Though Grenache is most often encountered in blended wines (such as the Rhone wines or GSM blends), varietal examples of Grenache do exist. As a blending component, Grenache is valued for the added body and fruitiness that it brings without added tannins. As a varietal, the grape's naturally low concentration of phenolics contribute to its pale color and lack of extract but viticultural practices and low yields can increase the concentrations of phenolic compounds. Grenache-based wines tend to be made for early consumption with its propensity for oxidation make it a poor candidate for long-term aging. However, producers (such as some examples from Châteauneuf-du-Pape and Priorat) who use low yields grown on poor soils can produce dense, concentrated wines that can benefit from cellaring. The fortified vin doux naturels of France and Australian "port-style" wines are protected from Grenache's propensity for oxidation by the fortification process and can usually be drinkable for two or three decades.
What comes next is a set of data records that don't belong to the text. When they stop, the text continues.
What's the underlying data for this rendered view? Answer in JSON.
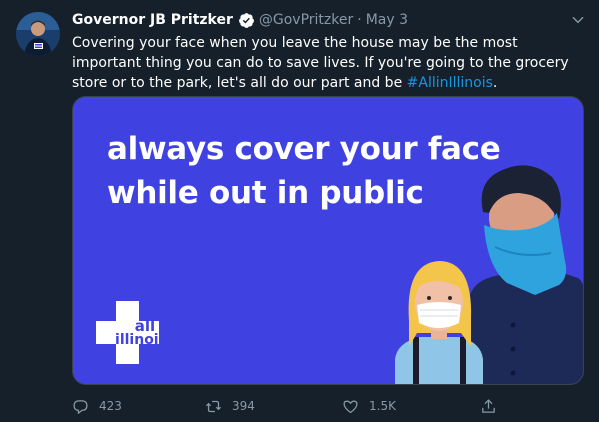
{
  "tweet": {
    "author_name": "Governor JB Pritzker",
    "handle": "@GovPritzker",
    "separator": "·",
    "date": "May 3",
    "text": "Covering your face when you leave the house may be the most important thing you can do to save lives. If you're going to the grocery store or to the park, let's all do our part and be ",
    "hashtag": "#AllinIllinois",
    "text_end": "."
  },
  "media": {
    "headline_line1": "always cover your face",
    "headline_line2": "while out in public",
    "logo_line1": "all",
    "logo_line2": "illinois"
  },
  "actions": {
    "replies": "423",
    "retweets": "394",
    "likes": "1.5K"
  },
  "colors": {
    "background": "#15202b",
    "media_bg": "#3f42e0",
    "link": "#1b95e0",
    "muted": "#8899a6"
  },
  "icons": [
    "verified-badge-icon",
    "chevron-down-icon",
    "reply-icon",
    "retweet-icon",
    "like-icon",
    "share-icon"
  ]
}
The characteristic notes of Grenache are berry fruit such as raspberries and strawberries. When yields are kept in check, Grenache-based wines can develop complex and intense notes of blackcurrants, black cherries, black olives, coffee, gingerbread, honey, leather, black pepper, tar, spices, and roasted nuts. When yields are increased, more overtly earthy and herbal notes emerge that tend to quickly fade on the palate. The very low-yielding old vines of Priorat can impart dark black fruits and notes of figs and tar with many traits similar to the Italian wine Amarone. Rosado or rosé Grenaches are often characterized by their strawberry and cream notes while fortified vin doux nautrels and Australian "port style" wines exhibits coffee and nutty tawny-like notes.

==Synonyms==
Grenache is known under a variety of synonyms across the globe. These include: Abundante, Aleante, Aleantedi Rivalto, Aleante Poggiarelli, Alicant Blau, Alicante, Alicante Grenache, Aragones, Bois Jaune, Bordò, Cannonaddu, Cannonadu Nieddu, Cannonau, Cannonau Selvaggio, Canonazo, Carignane rosso, Elegante, Francese, Gamay del Trasimeno, Gamay Perugino, Garnaccho negro, Garnacha Comun, Garnacha negra, Garnacha Roja, Garnacha tinta, Garnatxa negra, Garnatxa Pais, Gironet, Granaccia, Granaxa, Grenache noir, Grenache rouge, Kek Grenache, Lladoner, Mencida, Navaro, Navarre, Navarre de la Dordogne, Navarro, Negru Calvese, Ranconnat, Red Grenache, Redondal, Retagliadu Nieddu, Rivesaltes, Roussillon Tinto, Roussillon, Rouvaillard, Sans Pareil, Santa Maria de Alcantara, Tentillo, Tintella, Tintilla, Tinto Menudo, Tinto Navalcarnero, Tai rosso, Toledana, Uva di Spagna, and Vernatxa.